AutoWebGLM: A Large Language Model-based Web Navigating Agent (2404.03648v2)

Published 4 Apr 2024 in cs.CL

Abstract: LLMs have fueled many intelligent web agents, but most existing ones perform far from satisfying in real-world web navigation tasks due to three factors: (1) the complexity of HTML text data (2) versatility of actions on webpages, and (3) task difficulty due to the open-domain nature of the web. In light of these challenges, we develop the open AutoWebGLM based on ChatGLM3-6B. AutoWebGLM can serve as a powerful automated web navigation agent that outperform GPT-4. Inspired by human browsing patterns, we first design an HTML simplification algorithm to represent webpages with vital information preserved succinctly. We then employ a hybrid human-AI method to build web browsing data for curriculum training. Finally, we bootstrap the model by reinforcement learning and rejection sampling to further facilitate webpage comprehension, browser operations, and efficient task decomposition by itself.
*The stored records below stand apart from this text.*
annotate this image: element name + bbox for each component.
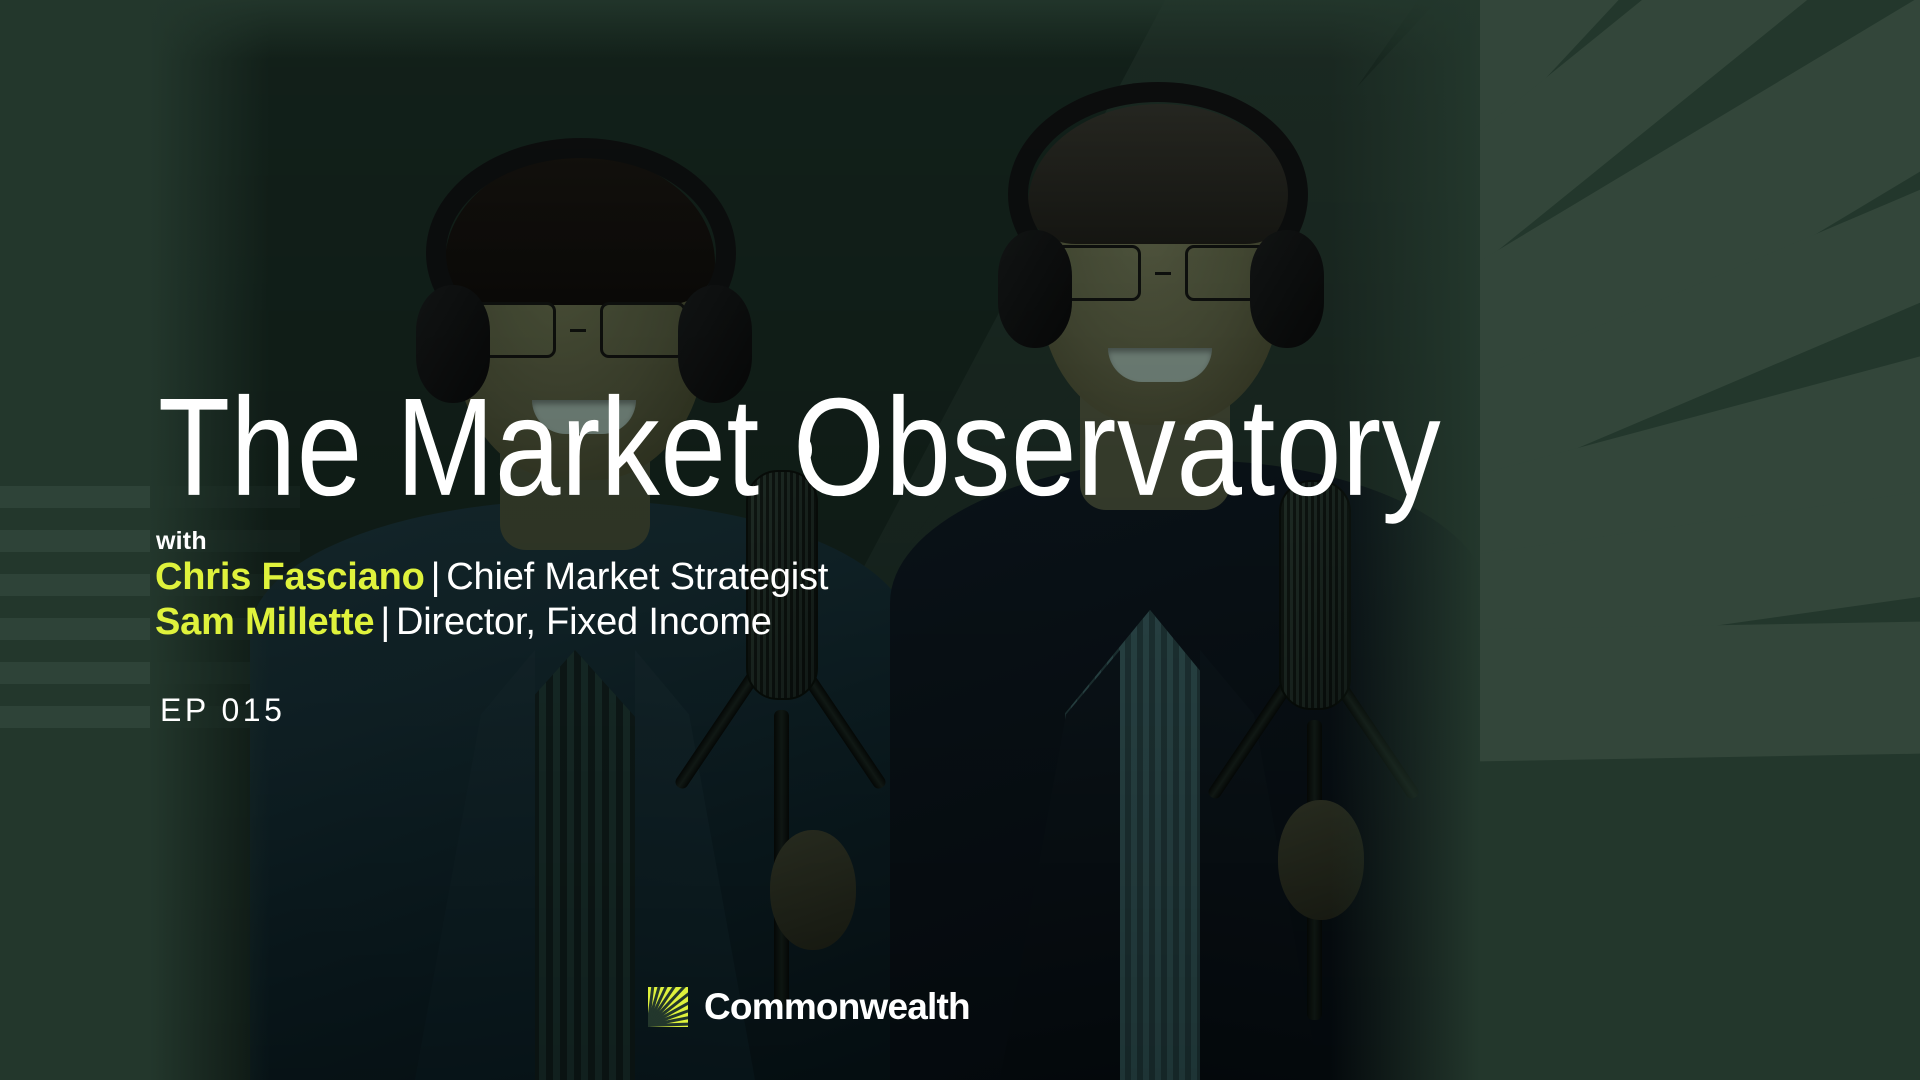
host-separator: | (425, 556, 447, 598)
page-title: The Market Observatory (158, 378, 1441, 517)
podcast-cover: The Market Observatory with Chris Fascia… (0, 0, 1920, 1080)
host-name: Sam Millette (155, 601, 374, 643)
commonwealth-logo: Commonwealth (648, 986, 970, 1028)
brand-name: Commonwealth (704, 986, 970, 1028)
host-credit-row: Sam Millette|Director, Fixed Income (155, 601, 772, 644)
host-role: Director, Fixed Income (396, 601, 772, 643)
host-separator: | (374, 601, 396, 643)
host-role: Chief Market Strategist (446, 556, 828, 598)
title-stylized-o: O (793, 378, 885, 517)
title-before-o: The Market (158, 370, 793, 526)
sunburst-square-icon (648, 987, 688, 1027)
cover-content: The Market Observatory with Chris Fascia… (0, 0, 1920, 1080)
host-credit-row: Chris Fasciano|Chief Market Strategist (155, 556, 828, 599)
title-after-o: bservatory (885, 370, 1441, 526)
with-label: with (156, 527, 207, 556)
host-name: Chris Fasciano (155, 556, 425, 598)
episode-number: EP 015 (160, 692, 285, 729)
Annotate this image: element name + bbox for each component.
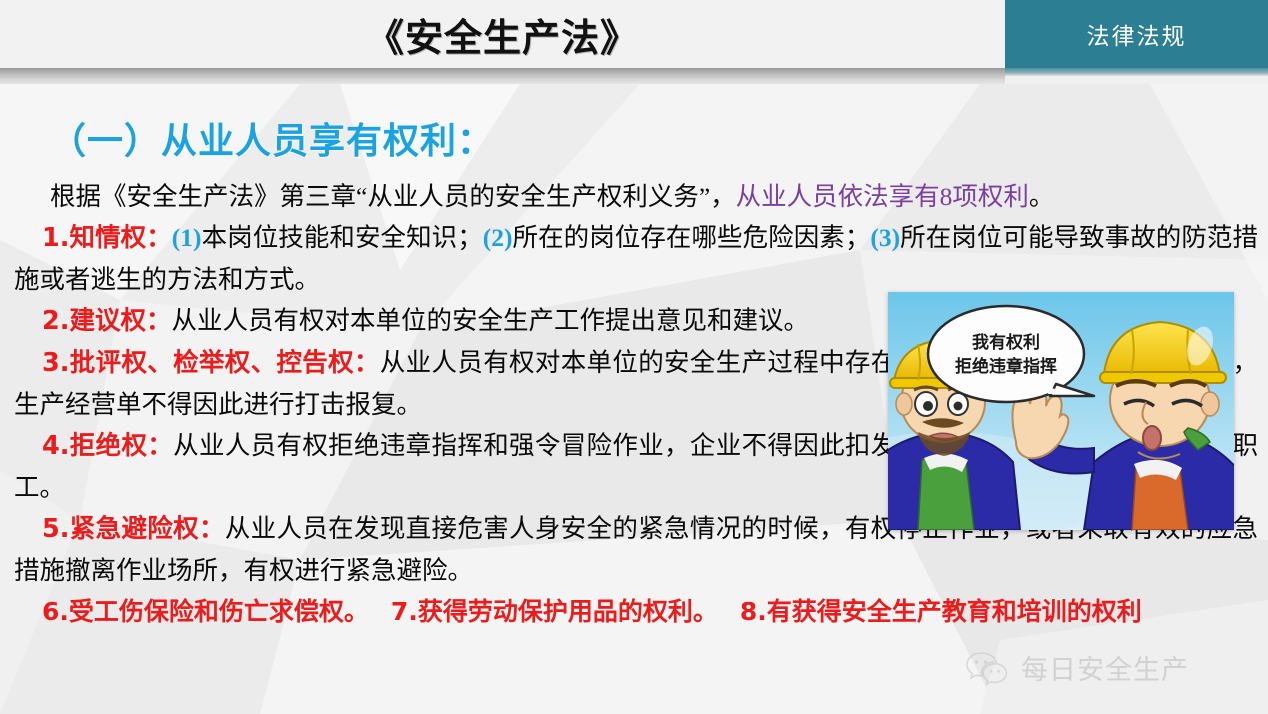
item-6-text: 受工伤保险和伤亡求偿权。 bbox=[69, 597, 369, 626]
cartoon-illustration: 我有权利 拒绝违章指挥 bbox=[888, 292, 1234, 530]
item-3-num: 3. bbox=[42, 348, 69, 378]
item-3-title: 批评权、检举权、控告权 bbox=[69, 348, 354, 378]
item-4-num: 4. bbox=[42, 431, 69, 461]
speech-bubble-line1: 我有权利 bbox=[972, 332, 1040, 353]
slide-header: 《安全生产法》 法律法规 bbox=[0, 0, 1268, 68]
item-4-title: 拒绝权 bbox=[69, 431, 147, 461]
item-1-colon: ： bbox=[146, 223, 172, 253]
item-5-num: 5. bbox=[42, 514, 69, 544]
item-3-colon: ： bbox=[354, 348, 380, 378]
header-shadow-bar bbox=[0, 68, 1005, 84]
category-badge: 法律法规 bbox=[1005, 0, 1268, 68]
item-4-colon: ： bbox=[147, 431, 173, 461]
item-1-num: 1. bbox=[42, 223, 69, 253]
item-1-sub-2-marker: (2) bbox=[483, 223, 513, 252]
item-5-colon: ： bbox=[199, 514, 225, 544]
intro-tail: 。 bbox=[1029, 182, 1055, 211]
item-2-num: 2. bbox=[42, 306, 69, 336]
intro-paragraph: 根据《安全生产法》第三章“从业人员的安全生产权利义务”，从业人员依法享有8项权利… bbox=[14, 176, 1258, 217]
item-5-title: 紧急避险权 bbox=[69, 514, 199, 544]
item-7-num: 7. bbox=[391, 597, 418, 626]
watermark: 每日安全生产 bbox=[965, 648, 1189, 687]
intro-lead: 根据《安全生产法》第三章“从业人员的安全生产权利义务”， bbox=[50, 182, 736, 211]
item-2-body: 从业人员有权对本单位的安全生产工作提出意见和建议。 bbox=[171, 306, 809, 335]
item-7-text: 获得劳动保护用品的权利。 bbox=[418, 597, 718, 626]
right-item-1: 1.知情权：(1)本岗位技能和安全知识；(2)所在的岗位存在哪些危险因素；(3)… bbox=[14, 217, 1258, 300]
slide: 《安全生产法》 法律法规 （一）从业人员享有权利： 根据《安全生产法》第三章“从… bbox=[0, 0, 1268, 714]
page-title: 《安全生产法》 bbox=[0, 0, 1005, 68]
speech-bubble-line2: 拒绝违章指挥 bbox=[955, 356, 1057, 377]
item-1-sub-1-text: 本岗位技能和安全知识； bbox=[202, 223, 483, 252]
item-6-num: 6. bbox=[42, 597, 69, 626]
item-1-title: 知情权 bbox=[69, 223, 146, 253]
intro-highlight: 从业人员依法享有8项权利 bbox=[736, 182, 1029, 211]
section-heading: （一）从业人员享有权利： bbox=[50, 112, 494, 164]
item-8-num: 8. bbox=[740, 597, 767, 626]
item-8-text: 有获得安全生产教育和培训的权利 bbox=[767, 597, 1142, 626]
item-2-title: 建议权 bbox=[69, 306, 146, 336]
item-1-sub-2-text: 所在的岗位存在哪些危险因素； bbox=[512, 223, 870, 252]
item-2-colon: ： bbox=[146, 306, 172, 336]
wechat-icon bbox=[965, 649, 1011, 687]
item-1-sub-3-marker: (3) bbox=[870, 223, 900, 252]
header-shadow-bar-right bbox=[1005, 68, 1268, 76]
item-1-sub-1-marker: (1) bbox=[172, 223, 202, 252]
watermark-text: 每日安全生产 bbox=[1021, 648, 1189, 687]
right-items-6-7-8: 6.受工伤保险和伤亡求偿权。7.获得劳动保护用品的权利。8.有获得安全生产教育和… bbox=[14, 591, 1258, 632]
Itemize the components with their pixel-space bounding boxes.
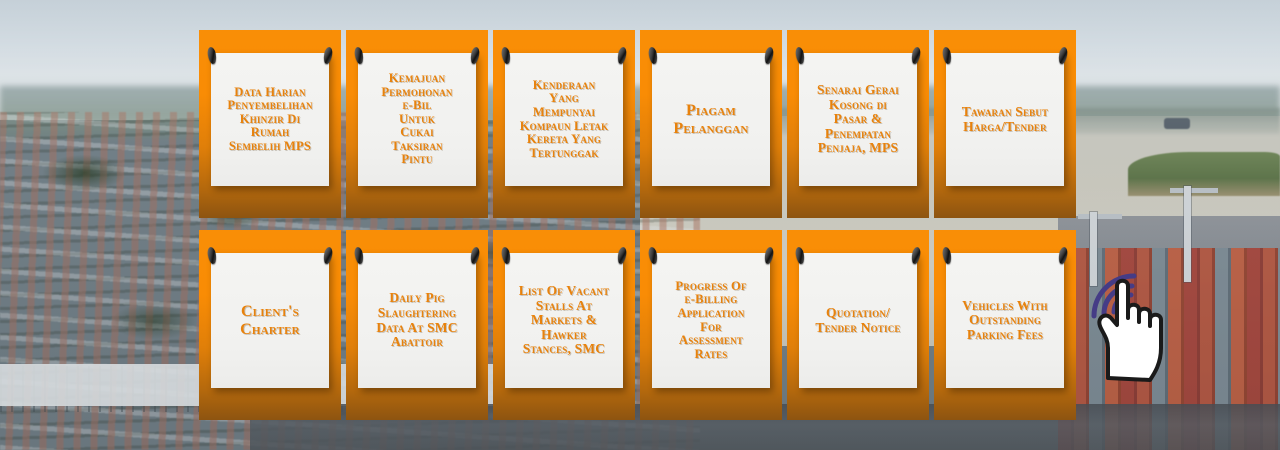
- card-paper[interactable]: List Of Vacant Stalls At Markets & Hawke…: [505, 253, 623, 388]
- card-paper[interactable]: Daily Pig Slaughtering Data At SMC Abatt…: [358, 253, 476, 388]
- quick-link-card[interactable]: Daily Pig Slaughtering Data At SMC Abatt…: [346, 230, 488, 420]
- card-title: Tawaran Sebut Harga/Tender: [962, 105, 1049, 134]
- quick-link-grid: Data Harian Penyembelihan Khinzir Di Rum…: [199, 30, 1079, 420]
- card-paper[interactable]: Kenderaan Yang Mempunyai Kompaun Letak K…: [505, 53, 623, 186]
- quick-link-card[interactable]: Kemajuan Permohonan e-Bil Untuk Cukai Ta…: [346, 30, 488, 218]
- card-title: Senarai Gerai Kosong di Pasar & Penempat…: [817, 83, 899, 156]
- pin-icon: [911, 46, 922, 64]
- card-paper[interactable]: Quotation/ Tender Notice: [799, 253, 917, 388]
- card-title: Daily Pig Slaughtering Data At SMC Abatt…: [376, 291, 457, 349]
- crane-arm: [1170, 188, 1218, 193]
- quick-link-card[interactable]: Piagam Pelanggan: [640, 30, 782, 218]
- pin-icon: [323, 246, 334, 264]
- card-paper[interactable]: Tawaran Sebut Harga/Tender: [946, 53, 1064, 186]
- pin-icon: [1058, 46, 1069, 64]
- port-crane: [1090, 212, 1097, 286]
- card-title: List Of Vacant Stalls At Markets & Hawke…: [519, 284, 610, 357]
- pin-icon: [617, 246, 628, 264]
- quick-link-card[interactable]: Vehicles With Outstanding Parking Fees: [934, 230, 1076, 420]
- pin-icon: [354, 46, 365, 64]
- quick-link-card[interactable]: Senarai Gerai Kosong di Pasar & Penempat…: [787, 30, 929, 218]
- card-title: Vehicles With Outstanding Parking Fees: [962, 299, 1048, 343]
- pin-icon: [207, 246, 218, 264]
- pin-icon: [501, 46, 512, 64]
- card-title: Progress Of e-Billing Application For As…: [675, 280, 746, 362]
- pin-icon: [795, 246, 806, 264]
- pin-icon: [942, 46, 953, 64]
- quick-link-card[interactable]: Progress Of e-Billing Application For As…: [640, 230, 782, 420]
- card-title: Piagam Pelanggan: [673, 102, 748, 137]
- pin-icon: [354, 246, 365, 264]
- pin-icon: [470, 246, 481, 264]
- pin-icon: [323, 46, 334, 64]
- barge-boat: [1164, 118, 1190, 129]
- card-paper[interactable]: Senarai Gerai Kosong di Pasar & Penempat…: [799, 53, 917, 186]
- card-title: Client's Charter: [240, 303, 300, 338]
- pin-icon: [1058, 246, 1069, 264]
- quick-link-card[interactable]: Client's Charter: [199, 230, 341, 420]
- quick-link-card[interactable]: List Of Vacant Stalls At Markets & Hawke…: [493, 230, 635, 420]
- card-paper[interactable]: Data Harian Penyembelihan Khinzir Di Rum…: [211, 53, 329, 186]
- port-crane: [1184, 186, 1191, 282]
- quick-link-card[interactable]: Kenderaan Yang Mempunyai Kompaun Letak K…: [493, 30, 635, 218]
- page-stage: Data Harian Penyembelihan Khinzir Di Rum…: [0, 0, 1280, 450]
- pin-icon: [764, 246, 775, 264]
- pin-icon: [470, 46, 481, 64]
- card-title: Kemajuan Permohonan e-Bil Untuk Cukai Ta…: [381, 72, 452, 167]
- card-paper[interactable]: Kemajuan Permohonan e-Bil Untuk Cukai Ta…: [358, 53, 476, 186]
- pin-icon: [911, 246, 922, 264]
- pin-icon: [764, 46, 775, 64]
- card-paper[interactable]: Vehicles With Outstanding Parking Fees: [946, 253, 1064, 388]
- quick-link-card[interactable]: Quotation/ Tender Notice: [787, 230, 929, 420]
- card-title: Quotation/ Tender Notice: [815, 306, 900, 335]
- card-paper[interactable]: Piagam Pelanggan: [652, 53, 770, 186]
- pin-icon: [207, 46, 218, 64]
- card-paper[interactable]: Progress Of e-Billing Application For As…: [652, 253, 770, 388]
- quick-link-card[interactable]: Tawaran Sebut Harga/Tender: [934, 30, 1076, 218]
- quick-link-card[interactable]: Data Harian Penyembelihan Khinzir Di Rum…: [199, 30, 341, 218]
- pin-icon: [501, 246, 512, 264]
- card-title: Kenderaan Yang Mempunyai Kompaun Letak K…: [520, 79, 609, 161]
- pin-icon: [648, 46, 659, 64]
- pin-icon: [617, 46, 628, 64]
- pin-icon: [648, 246, 659, 264]
- card-paper[interactable]: Client's Charter: [211, 253, 329, 388]
- pin-icon: [795, 46, 806, 64]
- card-title: Data Harian Penyembelihan Khinzir Di Rum…: [227, 86, 312, 154]
- crane-arm: [1078, 214, 1122, 219]
- pin-icon: [942, 246, 953, 264]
For comprehensive evaluation, we establish a bilingual benchmark -- AutoWebBench -- for real-world web navigation tasks. We evaluate AutoWebGLM across diverse web navigation benchmarks, demonstrating its potential to tackle challenging tasks in real environments. Related code, model, and data are released at \url{https://github.com/THUDM/AutoWebGLM}.

PDF HTML Abstract

AutoWebGLM: Innovations and Evaluations in AI-Powered Web Navigation Agents

Introduction to AutoWebGLM

The development of AutoWebGLM introduces a significant enhancement in web navigation agent capabilities, employing the ChatGLM3-6B model as its backbone. This agent surpasses previous benchmarks, including GPT-4, in automated web navigation by embracing a tailored approach to webpage understanding and interaction. The model's unique contributions lie in its sophisticated handling of the complexities associated with web navigation, including diverse action spaces, HTML simplification for efficient processing, and the generation of high-quality training trajectories.

Challenges Addressed

AutoWebGLM's design directly confronts the primary hurdles in web navigation automation:

Unified Action Space: It establishes a comprehensive action space that enables seamless interactions across a plethora of websites.
HTML Simplification: By implementing an algorithm that condenses HTML content while preserving essential information, AutoWebGLM ensures the model's operability under the constraint of token length.
High-quality Training Trajectories: Through a combination of model-assisted and manual annotation methods, AutoWebGLM generates a dataset conducive to training robust web navigating agents capable of accurate inference and error correction.

Methodological Insights

The foundation of AutoWebGLM lies in its methodological innovations:

HTML Representation: The system incorporates an HTML simplification algorithm inspired by human web browsing patterns, significantly reducing the complexity and verbosity of webpages for model comprehension.
Hybrid Human-AI Data Construction: This approach enables the rapid assembly of a rich dataset that the model uses for training, refining its understanding of web operations and decisions.
Curriculum Learning and Reinforcement Approaches: Sequential training strategies involving curriculum learning, reinforcement learning (RL), and rejection sampling finetuning (RFT) are employed to progressively enhance the model's performance across various stages of web interaction.

Dataset and Benchmark Development

A notable contribution of AutoWebGLM's development is the construction of AutoWebBench, a bilingual (English and Chinese) benchmark that addresses the need for comprehensive evaluation tools in web navigation research. This benchmark is designed to assess an agent's performance in navigating and interacting with real-world webpages, offering insights into the practical applicability of AI-powered web agents.

Empirical Evaluations and Findings

Extensive testing of AutoWebGLM across multiple benchmarks, including the newly developed AutoWebBench, reveals its superior performance compared to existing LLM-based web navigating agents. The model demonstrates not only significant improvements in various web navigation tasks but also highlights areas for further research and development.

Performance Metrics: AutoWebGLM achieves high success rates across diverse web navigation benchmarks, showcasing its robustness and versatility.
Challenges in Real-World Navigation: Despite its achievements, AutoWebGLM's performance also underlines the complexity of real-world web navigation and the need for ongoing enhancements in model training and environmental understanding.

Concluding Remarks

The introduction of AutoWebGLM marks a pivotal advancement in the field of AI-powered web navigation. By addressing fundamental challenges and integrating innovative training methodologies, AutoWebGLM sets a new standard for the development of intelligent web navigating agents. The AutoWebBench benchmark further enriches research resources, paving the way for future innovations in AI-driven web interactions. As web navigation continues to evolve, AutoWebGLM represents a significant step forward in harnessing the potential of LLMs to navigate the vast expanse of the internet effectively.